Il existe, en fait, un être intérieur composé du mental intérieur, du vital intérieur, du physique intérieur, mais ce n’est pas l’être psychique. Le psychique est l’être le plus intérieur de tous, tout à fait distinct de ceux-là. Le mot psychique est utilisé en anglais pour qualifier tout ce qui est différent du mental extérieur, de la vie et du corps ou plus profond qu’eux; parfois il désigne tout ce qui est occulte ou supraphysique; mais cet usage introduit la confusion et l’erreur et nous devons l’écarter presque entièrement.
L’être psychique est voilé par les mouvements de surface; il s’exprime de son mieux au moyen des trois instruments extérieurs qui sont régis davantage par les forces extérieures que par l’être intérieur ou l’entité psychique. Mais cela ne signifie pas qu’ils soient entièrement coupés de l’âme. L’âme est dans le corps de la même manière que le mental ou le vital; mais le corps n’est pas seulement ce corps physique grossier, il est aussi le corps subtil. Quand le corps grossier tombe, les enveloppes vitale et mentale du corps subsistent en tant que véhicules de l’âme jusqu’à ce qu’elles aussi se dissolvent.
L’âme d’une plante ou d’un animal n’est pas latente: simplement, ses moyens d’expression sont moins développés que ceux d’un être humain.
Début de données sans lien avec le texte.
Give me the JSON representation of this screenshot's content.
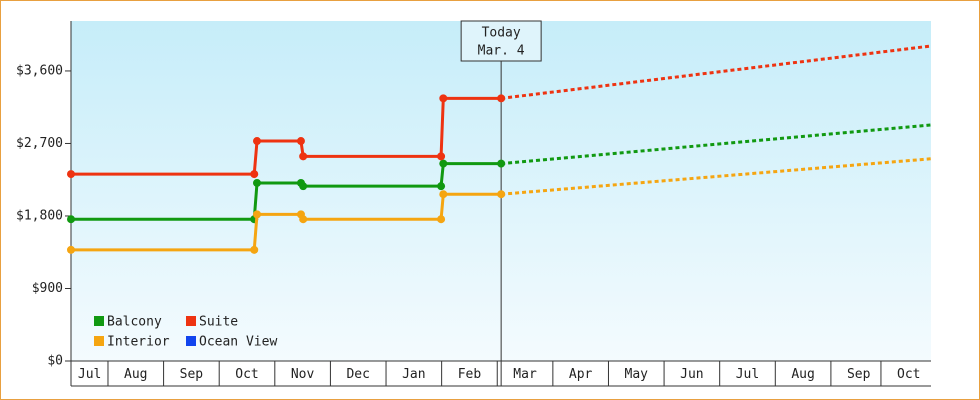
{
  "chart_data": {
    "type": "line",
    "xlim": [
      0.335,
      15.8
    ],
    "xticks": [
      {
        "value": 0.67,
        "label": "Jul"
      },
      {
        "value": 1.5,
        "label": "Aug"
      },
      {
        "value": 2.5,
        "label": "Sep"
      },
      {
        "value": 3.5,
        "label": "Oct"
      },
      {
        "value": 4.5,
        "label": "Nov"
      },
      {
        "value": 5.5,
        "label": "Dec"
      },
      {
        "value": 6.5,
        "label": "Jan"
      },
      {
        "value": 7.5,
        "label": "Feb"
      },
      {
        "value": 8.5,
        "label": "Mar"
      },
      {
        "value": 9.5,
        "label": "Apr"
      },
      {
        "value": 10.5,
        "label": "May"
      },
      {
        "value": 11.5,
        "label": "Jun"
      },
      {
        "value": 12.5,
        "label": "Jul"
      },
      {
        "value": 13.5,
        "label": "Aug"
      },
      {
        "value": 14.5,
        "label": "Sep"
      },
      {
        "value": 15.4,
        "label": "Oct"
      }
    ],
    "ylim": [
      0,
      4220
    ],
    "yticks": [
      {
        "value": 0,
        "label": "$0"
      },
      {
        "value": 900,
        "label": "$900"
      },
      {
        "value": 1800,
        "label": "$1,800"
      },
      {
        "value": 2700,
        "label": "$2,700"
      },
      {
        "value": 3600,
        "label": "$3,600"
      }
    ],
    "annotation": {
      "x": 8.07,
      "label": "Today",
      "date": "Mar. 4"
    },
    "series": [
      {
        "name": "Balcony",
        "color": "#119911",
        "x": [
          0.335,
          3.63,
          3.68,
          4.47,
          4.51,
          6.99,
          7.03,
          8.07
        ],
        "values": [
          1760,
          1760,
          2210,
          2210,
          2170,
          2170,
          2450,
          2450
        ],
        "forecast_x": [
          8.07,
          15.8
        ],
        "forecast_values": [
          2450,
          2930
        ]
      },
      {
        "name": "Suite",
        "color": "#ee3311",
        "x": [
          0.335,
          3.63,
          3.68,
          4.47,
          4.51,
          6.99,
          7.03,
          8.07
        ],
        "values": [
          2320,
          2320,
          2730,
          2730,
          2540,
          2540,
          3260,
          3260
        ],
        "forecast_x": [
          8.07,
          15.8
        ],
        "forecast_values": [
          3260,
          3910
        ]
      },
      {
        "name": "Interior",
        "color": "#f5a511",
        "x": [
          0.335,
          3.63,
          3.68,
          4.47,
          4.51,
          6.99,
          7.03,
          8.07
        ],
        "values": [
          1380,
          1380,
          1820,
          1820,
          1760,
          1760,
          2070,
          2070
        ],
        "forecast_x": [
          8.07,
          15.8
        ],
        "forecast_values": [
          2070,
          2510
        ]
      },
      {
        "name": "Ocean View",
        "color": "#1144ee",
        "x": [],
        "values": [],
        "forecast_x": [],
        "forecast_values": []
      }
    ]
  }
}
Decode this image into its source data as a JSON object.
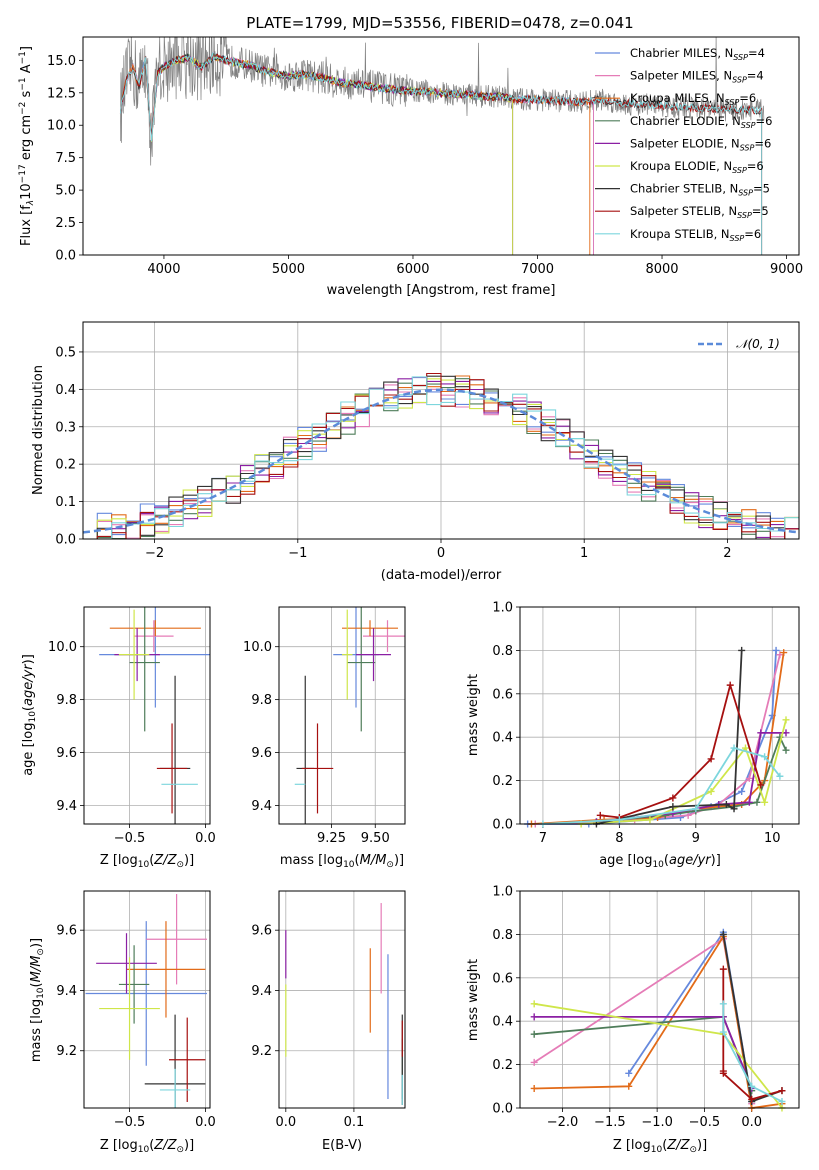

Il y a beaucoup de psychique dans une plante, beaucoup de psychique dans l’animal. Dans la forme de la plante, seuls les éléments physico-vitaux sont évolués; la conscience, derrière la forme de la plante, ne dispose pas d’une mentalité développée ou organisée pour s’exprimer. L’animal fait un pas de plus; il a un mental-vital et peut, dans une certaine mesure, s’exprimer, mais sa conscience est limitée, sa mentalité est limitée, ses expériences sont limitées; en outre l’essence psychique projette, pour se représenter, une conscience et une expérience moins développées qu’elle ne peut le faire en l’homme. Malgré tout, les animaux ont une âme et répondent très volontiers au psychique en l’homme.
Le “fantôme” d’un homme n’est évidemment pas son âme. C’est soit l’homme qui apparaît dans son corps vital, soit un fragment de sa structure vitale dont une force ou un être du monde vital se saisit à ses propres fins. Car normalement, après la dissolution du corps physique, l’être vital et sa personnalité ne subsistent que quelque temps; ensuite, l’être vital passe dans le plan vital où il demeure jusqu’à ce que l’enveloppe vitale soit dissoute. Puis on passe dans l’enveloppe mentale vers un monde mental; mais finalement l’âme quitte aussi son enveloppe mentale et va vers son lieu de repos. Si le mental est fortement développé l’être mental peut subsister; de même pour un vital fortement développé, à condition qu’ils soient organisés et groupés autour du véritable être psychique; ils peuvent alors partager l’immortalité du psychique. Mais ordinairement cela n’arrive pas; il y a une dissolution des parties mentales et vitales comme des parties physiques et l’âme, en renaissant, revêt un nouveau mental, une nouvelle vie et un nouveau corps, et non, comme on le suppose souvent, une réplique de son ancienne nature. Une telle répétition n’aurait ni sens ni utilité et irait à l’encontre des fins de la renaissance, dont le but est un progrès de la nature par l’expérience, une croissance de l’âme évoluant dans la nature vers la découverte de soi. En même temps, l’âme conserve l’empreinte de ce qui était essentiel dans ses vies et ses personnalités passées; la nouvelle vie et la nouvelle personnalité sont un équilibre entre ce passé et les besoins de l’âme pour l’avenir.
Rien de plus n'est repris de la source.